Марина Супрун – Когда замолкли скрипки (страница 6)
Но по ночам… О Боже, эти ночи.
После смены он выпивал шнапс литрами – вместе с другими охранниками. Они смеялись над похабными анекдотами, пели похабные песни, нарочно громко, чтобы заглушить другое – те тихие всхлипы, что жили в их сердцах.
А потом приходили сны.
Девочка в полосатом рваном платье, которую он лично отправил в «душ». Старик, целующий ему сапог перед расстрелом. Горы детских ботинок у склада…
Утром Рудольф просыпался с трясущимися руками. Но стоило натянуть форму, взять в руки пистолет – и мир снова становился простым.

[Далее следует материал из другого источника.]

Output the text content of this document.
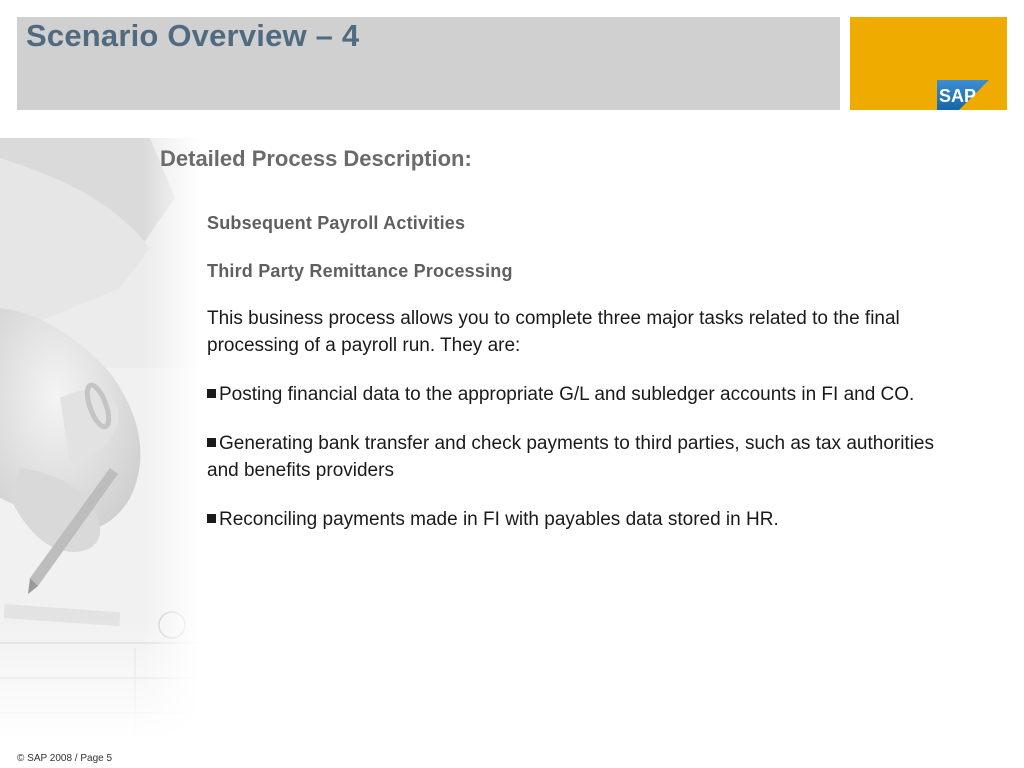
Scenario Overview – 4
SAP
Detailed Process Description:

Subsequent Payroll Activities

Third Party Remittance Processing

This business process allows you to complete three major tasks related to the final processing of a payroll run. They are:

Posting financial data to the appropriate G/L and subledger accounts in FI and CO.
Generating bank transfer and check payments to third parties, such as tax authorities and benefits providers
Reconciling payments made in FI with payables data stored in HR.
© SAP 2008 / Page 5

Рудольфу на данный момент было двадцать лет. Он был идеал арийской расы: высокий, золотистыми волосами, будто сошедший с плаката «Гитлерюгенд», с холодными голубыми глазами, в которых светилась слепая вера. Его называли «типичный ариец» – ни капли чужой крови, ни тени сомнения.
Он сжал кулаки, когда Фридрих сказал, что нужно отнести одеяла для еврейки. Он не поверил своим ушам. Мария Мандель – железная фрау, чьи приказы не обсуждались, та самая, что лично отбирала женщин для газовых камер – покровительствует скрипачке?!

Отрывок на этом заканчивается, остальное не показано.